Und doch haben Sie fast Ihr ganzes Leben lang in den Niederlanden gelebt.

Nur die echten Holländer ärgern sich über Holland und gehen weg, nach Paris etwa. In Paris denken sie dann nur an Holland. Man sagt mir oft: Du hast genug Geld, warum gehst du nicht ins Ausland? Meine Antwort ist immer: Ich bin hier im Ausland. Wenn die Holländer sagen, wir haben im 17. Jahrhundert ein goldenes Zeitalter gehabt – dann gilt dieses „wir“ nicht für mich.

Diese Haltung haben Sie bis heute bewahrt? Sie sind in den Niederlanden geboren, aufgewachsen und verbrachten Ihr ganzes Leben hier. Trotzdem sagen Sie, Sie seien im Ausland?

Ich bin ein Gastarbeiter in zweiter Generation. Mit all diesen Einwanderern hier wird es auch so gehen. Die zweite Generation, die hier geboren ist und holländisch schreibt, diese Schriftsteller gibt es ja schon. Die werden nie dieses echt holländische Wir-Gefühl haben.

In ihrem Buch erwähnen Sie wieder die Herter-Hasser. Auch Sie selbst sind hier nicht unumstritten.

Es gibt die Mulisch-Hasser. Dies ist ein kleines Land, jeder kennt jeden. Aber es ist doch schön, wenn man in meinem Alter noch umstritten ist, ich hätte ja auch völlig kanonisiert sein können. Neid spielt natürlich auch eine Rolle. Aber ich bin kein polemischer Typ, ich habe zwar Debatten geführt mit anderen Schriftstellern, aber mir geht es bei Streitgesprächen nicht darum, zu gewinnen. Ich will zu zweit, mit zwei verschiedenen Meinungen, zu einem Resultat kommen. Ich bin eher für die Synthese.
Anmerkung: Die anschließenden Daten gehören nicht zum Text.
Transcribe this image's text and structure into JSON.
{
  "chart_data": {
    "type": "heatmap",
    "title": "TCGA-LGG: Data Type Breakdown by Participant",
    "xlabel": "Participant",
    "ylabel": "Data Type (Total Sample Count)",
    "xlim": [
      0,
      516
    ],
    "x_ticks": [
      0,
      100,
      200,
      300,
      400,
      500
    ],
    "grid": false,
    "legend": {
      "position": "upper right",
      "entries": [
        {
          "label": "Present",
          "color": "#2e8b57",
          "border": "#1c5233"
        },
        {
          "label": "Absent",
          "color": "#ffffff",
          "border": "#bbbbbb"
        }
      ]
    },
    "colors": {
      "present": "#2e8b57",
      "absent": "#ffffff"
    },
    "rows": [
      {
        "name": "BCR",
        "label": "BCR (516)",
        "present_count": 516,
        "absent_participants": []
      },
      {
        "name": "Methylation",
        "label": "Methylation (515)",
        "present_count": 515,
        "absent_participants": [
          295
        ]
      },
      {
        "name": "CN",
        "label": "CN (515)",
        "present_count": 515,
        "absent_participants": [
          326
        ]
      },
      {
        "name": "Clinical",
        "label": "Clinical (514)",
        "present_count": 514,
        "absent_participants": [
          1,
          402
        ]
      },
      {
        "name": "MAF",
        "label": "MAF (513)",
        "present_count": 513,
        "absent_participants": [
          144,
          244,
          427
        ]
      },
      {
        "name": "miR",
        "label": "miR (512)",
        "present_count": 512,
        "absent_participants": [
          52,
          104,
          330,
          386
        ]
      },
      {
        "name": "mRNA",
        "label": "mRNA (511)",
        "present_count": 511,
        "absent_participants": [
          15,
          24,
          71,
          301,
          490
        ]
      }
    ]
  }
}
Diese Haltung erinnert aber stark an die niederländische Konsenskultur.

Man ist hier weniger radikal. Auch in den Sechziger- und Siebzigerjahren blieb es hier ruhig, anders als in Deutschland. Man hat es gerade wieder an dieser Fischer-Sache gesehen. In Deutschland gab es die RAF. Menschen wurden ermordet. In Holland ging man nicht so weit. Aber dieses Faustische, dieses Zum-Äußersten-Gehen, das ist auch etwas, was mich an Deutschland fasziniert. Denn nicht nur Hitler fasziniert mich, sondern auch das deutsche Fasziniertsein von Hitler. Ich frage mich, wie so etwas möglich war. In England wäre Hitler unmöglich gewesen.

Hier auch?

Fast so unmöglich.

Warum?

Die Holländer sind Kaufleute, keine Philosophen. Eher schon Psychologen. Kaufleute müssen gute Psychologen sein, sie müssen ihren Handelspartner verstehen, um ihm ökonomisch den Hals abschneiden zu können. Sie wollen Geld verdienen. Die Deutschen sind zuweilen geneigt, ihre Seele zu verkaufen, wie Faust. Die Holländer verkaufen nur Sachen, die sie früher billiger eingekauft haben. Das ist der Unterschied zwischen Deutschen und Holländern.